Twenty-six vertically oriented 4 megapixel images taken with a Lumix LC5 takes a bit of time to compose and capture at full resolution, and so the beginning and end of the series are marked by a change in the lighting affecting the clouds between these frames. I guess that this inevitable occurrence is acceptable for such a large series of images. I look jealously at the wonderful cubic images people are producing using a fisheye from just 8 frames...

The images were stitched with PTGUI 4.1, using JPEGs all the way through from capture to the panorama, so I could not use the Enblend plug-in to smooth the lighting transitions. I had problems creating a TIFF from sheer size of the source images, causing the TIFF stitch to repeatedly fail.

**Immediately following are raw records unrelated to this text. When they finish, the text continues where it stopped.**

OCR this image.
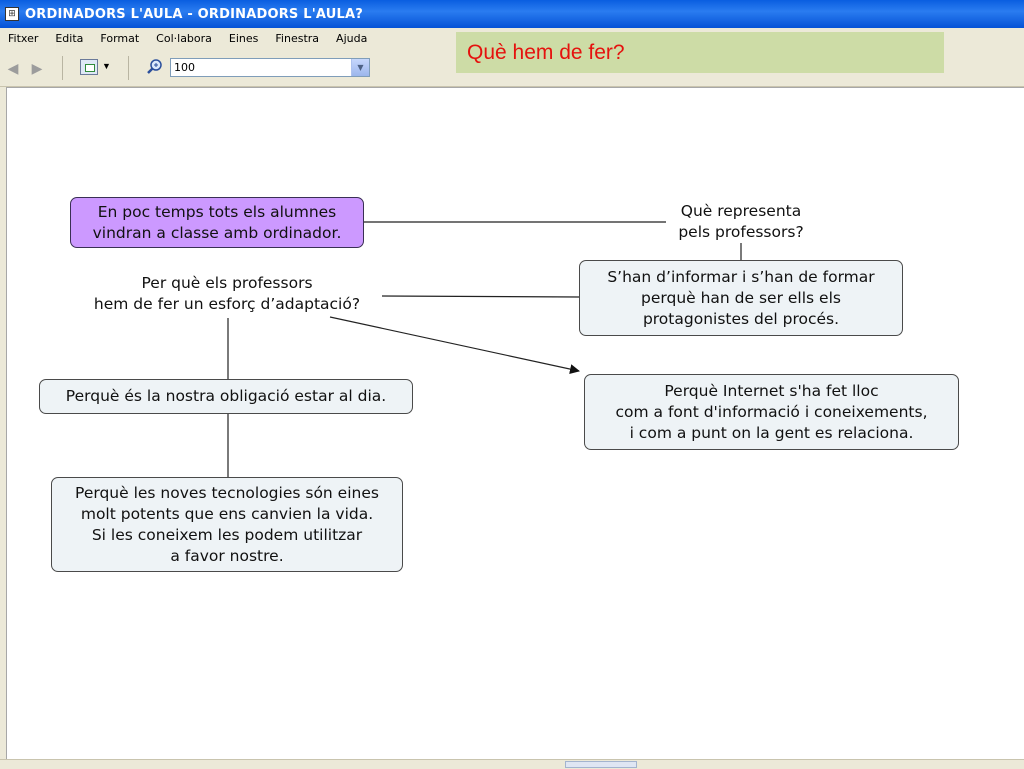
⊞ ORDINADORS L'AULA - ORDINADORS L'AULA?
Fitxer	Edita	Format	Col·labora	Eines	Finestra	Ajuda
◀ ▶	▼	100	▼
Què hem de fer?
En poc temps tots els alumnes
vindran a classe amb ordinador.
Què representa
pels professors?
S’han d’informar i s’han de formar
perquè han de ser ells els
protagonistes del procés.
Per què els professors
hem de fer un esforç d’adaptació?
Perquè és la nostra obligació estar al dia.	Perquè Internet s'ha fet lloc
com a font d'informació i coneixements,
i com a punt on la gent es relaciona.
Perquè les noves tecnologies són eines
molt potents que ens canvien la vida.
Si les coneixem les podem utilitzar
a favor nostre.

I used Photoshop after the stitch to fix a couple of minor errors that I had missed when placing control points, and I sharpened the images using an unsharp mask. The exposure and colour balance is exactly as captured.


It is a real challenge creating a QTVR object using a Windows platform, as there are not many reliable, affordable tools available. I hope to have a better toolbox to work with for this aspect for the next WWP event.